Shares of major gold loan companies have come under pressure following the Reserve Bank of India’s release of draft guidelines aimed at regulating lending practices against gold. While non-banking financial companies (NBFCs) have downplayed the potential impact, the proposed changes could influence the sector’s growth trajectory.
The draft, titled Lending Against Gold Collateral Directions, 2025, outlines a regulatory framework designed to ensure consistency across all institutions offering gold-backed loans. The aim is to introduce a principle-based and harmonised approach that applies to commercial banks, co-operative banks, and NBFCs. This includes standardising underwriting procedures, improving collateral management, and closely monitoring how borrowed funds are used.
The RBI’s move comes at a time when gold loans are growing rapidly. Tighter access to unsecured credit, rising financial stress among microfinance borrowers, and increasing gold prices have driven demand. As of February 2025, gold loans saw an 87% year-on-year rise in outstanding amounts, reaching ₹1.91 lakh crore, significantly outpacing the growth of other personal loan segments. The central bank appears to be acting pre-emptively to avoid this segment becoming a source of financial instability, similar to past issues in the microfinance sector.
Key proposals in the draft guidelines include prohibiting loans against primary gold and silver, such as 24-carat bars, or against gold- or silver-backed financial products like ETFs or mutual funds. Borrowers would not be allowed to take multiple gold loans simultaneously for both consumption and income-generating uses. Lenders must verify and document collateral ownership, and loans secured by re-pledged gold would no longer be permitted. For consumption loans with bullet repayment structures, the maximum tenure would be limited to 12 months.

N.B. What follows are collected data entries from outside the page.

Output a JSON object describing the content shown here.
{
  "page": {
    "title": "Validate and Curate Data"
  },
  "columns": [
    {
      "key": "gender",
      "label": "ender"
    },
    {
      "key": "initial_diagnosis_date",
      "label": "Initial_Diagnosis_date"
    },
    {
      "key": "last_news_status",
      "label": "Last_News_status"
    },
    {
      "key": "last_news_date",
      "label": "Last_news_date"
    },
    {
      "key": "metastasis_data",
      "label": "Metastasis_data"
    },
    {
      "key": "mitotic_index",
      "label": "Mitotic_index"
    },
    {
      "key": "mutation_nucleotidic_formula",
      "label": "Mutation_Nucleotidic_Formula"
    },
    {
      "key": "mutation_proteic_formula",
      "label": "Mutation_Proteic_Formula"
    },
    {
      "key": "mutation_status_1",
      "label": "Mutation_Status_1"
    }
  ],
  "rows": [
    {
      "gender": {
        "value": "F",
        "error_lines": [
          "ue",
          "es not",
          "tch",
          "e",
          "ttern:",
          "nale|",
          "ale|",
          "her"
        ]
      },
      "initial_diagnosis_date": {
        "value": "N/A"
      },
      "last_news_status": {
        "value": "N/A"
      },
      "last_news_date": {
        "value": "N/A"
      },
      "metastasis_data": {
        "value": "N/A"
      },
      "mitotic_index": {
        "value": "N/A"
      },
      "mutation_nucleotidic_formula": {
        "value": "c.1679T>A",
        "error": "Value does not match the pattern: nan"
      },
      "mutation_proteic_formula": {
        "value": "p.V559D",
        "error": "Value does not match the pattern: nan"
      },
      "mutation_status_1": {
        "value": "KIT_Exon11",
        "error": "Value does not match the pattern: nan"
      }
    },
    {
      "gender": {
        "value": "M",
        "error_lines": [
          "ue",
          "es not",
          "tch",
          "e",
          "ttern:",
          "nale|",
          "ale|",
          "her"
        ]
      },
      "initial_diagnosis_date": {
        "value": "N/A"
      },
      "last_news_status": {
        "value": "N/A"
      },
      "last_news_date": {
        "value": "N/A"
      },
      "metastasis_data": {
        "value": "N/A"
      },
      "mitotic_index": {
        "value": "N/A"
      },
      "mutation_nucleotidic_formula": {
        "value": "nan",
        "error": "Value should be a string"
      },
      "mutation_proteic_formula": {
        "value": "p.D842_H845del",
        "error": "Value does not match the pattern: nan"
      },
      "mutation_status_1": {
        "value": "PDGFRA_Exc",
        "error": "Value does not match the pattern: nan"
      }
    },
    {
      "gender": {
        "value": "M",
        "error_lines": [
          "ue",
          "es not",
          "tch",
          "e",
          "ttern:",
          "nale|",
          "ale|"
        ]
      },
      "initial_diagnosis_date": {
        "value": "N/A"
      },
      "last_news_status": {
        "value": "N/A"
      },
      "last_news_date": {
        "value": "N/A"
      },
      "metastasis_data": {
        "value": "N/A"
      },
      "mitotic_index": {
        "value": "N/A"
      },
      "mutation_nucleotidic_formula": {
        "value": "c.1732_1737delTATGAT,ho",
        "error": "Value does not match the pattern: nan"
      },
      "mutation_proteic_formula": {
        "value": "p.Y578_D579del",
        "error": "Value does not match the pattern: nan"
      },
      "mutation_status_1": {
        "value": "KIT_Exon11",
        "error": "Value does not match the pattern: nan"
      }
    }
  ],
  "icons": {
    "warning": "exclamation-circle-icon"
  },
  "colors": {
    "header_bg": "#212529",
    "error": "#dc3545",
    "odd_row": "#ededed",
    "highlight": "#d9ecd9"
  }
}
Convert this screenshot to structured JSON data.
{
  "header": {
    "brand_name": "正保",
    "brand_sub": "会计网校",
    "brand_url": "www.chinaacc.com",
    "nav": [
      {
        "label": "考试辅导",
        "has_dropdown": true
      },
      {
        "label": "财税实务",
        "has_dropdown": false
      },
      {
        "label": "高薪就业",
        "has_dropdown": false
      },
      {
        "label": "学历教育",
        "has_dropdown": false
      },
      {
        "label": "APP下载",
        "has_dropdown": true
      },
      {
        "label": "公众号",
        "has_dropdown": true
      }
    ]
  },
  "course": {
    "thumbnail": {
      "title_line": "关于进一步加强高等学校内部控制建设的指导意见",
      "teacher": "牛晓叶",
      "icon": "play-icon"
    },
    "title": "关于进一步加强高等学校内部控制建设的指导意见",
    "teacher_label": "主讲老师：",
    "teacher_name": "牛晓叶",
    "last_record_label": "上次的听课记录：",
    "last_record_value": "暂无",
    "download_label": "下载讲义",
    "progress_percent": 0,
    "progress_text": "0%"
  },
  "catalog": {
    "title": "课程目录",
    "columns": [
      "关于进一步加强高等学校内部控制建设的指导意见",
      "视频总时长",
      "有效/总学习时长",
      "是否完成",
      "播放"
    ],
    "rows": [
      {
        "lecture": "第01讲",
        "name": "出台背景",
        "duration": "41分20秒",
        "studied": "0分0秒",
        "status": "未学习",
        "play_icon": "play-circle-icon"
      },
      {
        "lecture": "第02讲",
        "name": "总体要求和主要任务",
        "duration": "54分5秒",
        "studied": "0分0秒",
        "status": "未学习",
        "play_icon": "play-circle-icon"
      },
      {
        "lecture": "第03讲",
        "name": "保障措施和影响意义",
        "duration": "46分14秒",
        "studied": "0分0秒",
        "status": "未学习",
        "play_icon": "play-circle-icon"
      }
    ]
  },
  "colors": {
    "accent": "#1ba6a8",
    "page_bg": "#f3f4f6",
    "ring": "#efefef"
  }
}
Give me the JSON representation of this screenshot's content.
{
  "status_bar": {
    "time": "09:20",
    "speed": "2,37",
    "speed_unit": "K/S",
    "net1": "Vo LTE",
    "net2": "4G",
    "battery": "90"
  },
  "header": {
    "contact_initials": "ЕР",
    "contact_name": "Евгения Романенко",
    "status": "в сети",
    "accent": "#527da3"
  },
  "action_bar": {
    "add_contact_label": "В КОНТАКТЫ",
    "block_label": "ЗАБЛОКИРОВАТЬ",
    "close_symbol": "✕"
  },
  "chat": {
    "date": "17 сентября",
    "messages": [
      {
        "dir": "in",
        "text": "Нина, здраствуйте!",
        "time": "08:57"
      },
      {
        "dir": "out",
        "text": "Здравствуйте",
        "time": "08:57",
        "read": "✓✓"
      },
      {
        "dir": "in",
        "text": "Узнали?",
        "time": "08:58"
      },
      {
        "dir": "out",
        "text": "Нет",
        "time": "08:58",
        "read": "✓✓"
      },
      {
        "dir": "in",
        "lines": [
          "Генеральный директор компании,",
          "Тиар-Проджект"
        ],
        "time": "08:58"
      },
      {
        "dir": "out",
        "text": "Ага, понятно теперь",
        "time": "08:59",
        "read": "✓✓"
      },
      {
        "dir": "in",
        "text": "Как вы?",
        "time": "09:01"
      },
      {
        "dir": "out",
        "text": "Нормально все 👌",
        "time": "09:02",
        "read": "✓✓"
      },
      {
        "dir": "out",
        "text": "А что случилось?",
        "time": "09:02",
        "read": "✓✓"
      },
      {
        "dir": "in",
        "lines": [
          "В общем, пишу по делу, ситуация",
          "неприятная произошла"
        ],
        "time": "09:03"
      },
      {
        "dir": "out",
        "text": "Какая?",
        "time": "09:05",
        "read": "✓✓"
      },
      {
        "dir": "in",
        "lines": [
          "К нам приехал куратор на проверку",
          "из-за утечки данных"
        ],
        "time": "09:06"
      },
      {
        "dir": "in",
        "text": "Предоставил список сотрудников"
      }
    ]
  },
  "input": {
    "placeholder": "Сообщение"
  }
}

Additionally, the RBI proposes that lenders integrate gold loan policies into their broader credit and risk frameworks, enforce exposure limits, and ensure loans are sanctioned based on repayment ability. Lenders would also need to establish systems for monitoring the use of funds and maintaining proper documentation.
Following the draft announcement, the stock prices of key players such as Muthoot Finance fell nearly 13%, with Manappuram Finance and IIFL Finance seeing drops between 3% and 8%. Despite the market reaction, NBFCs argue that the new guidelines represent a step toward creating parity with banks, which benefit from cheaper capital, broader regulatory leeway, and more favorable terms in offering gold-backed agricultural loans.
According to industry executives, many of the proposed norms are already in place for NBFCs, particularly in terms of collateral transparency and public disclosures, such as auction notices in newspapers. They argue that banks may now be required to meet similar standards, narrowing the regulatory gap.
However, analysts remain cautious. While the RBI has stated that the proposed rules are a rationalisation rather than a tightening of regulations, there are concerns about how the norms might affect NBFCs more than banks. For instance, although the maximum loan-to-value (LTV) ratio remains at 75%, lenders will now have to include accrued interest when calculating the LTV for bullet repayment loans used for consumption. If the LTV exceeds 75% for more than 30 days, lenders must provision 1% of the loan amount. This provision can only be reversed once the LTV is brought back within limits and maintained for a full month.
This rule applies more stringently to NBFCs. While banks face the LTV rule only for consumption loans, NBFCs must comply with it even for income-generating loans, potentially making their operations more capital-intensive.
The draft guidelines are open to feedback from stakeholders and the public. If finalized in their current form, they could make gold loans less accessible for some borrowers. Restrictions on concurrent loans, tighter documentation requirements, and increased monitoring of fund usage may lead lenders to become more selective. Borrowers may also find it harder to pledge gold without clear proof of ownership.
Nonetheless, the draft includes consumer-focused measures aimed at curbing over-indebtedness. Lenders must assess a borrower’s repayment capacity before disbursing a loan. Renewals or top-ups would only be permitted if the loan is still considered “standard” and complies with the LTV cap. These measures are designed to promote financial discipline and prevent borrowers from becoming trapped in unsustainable debt cycles.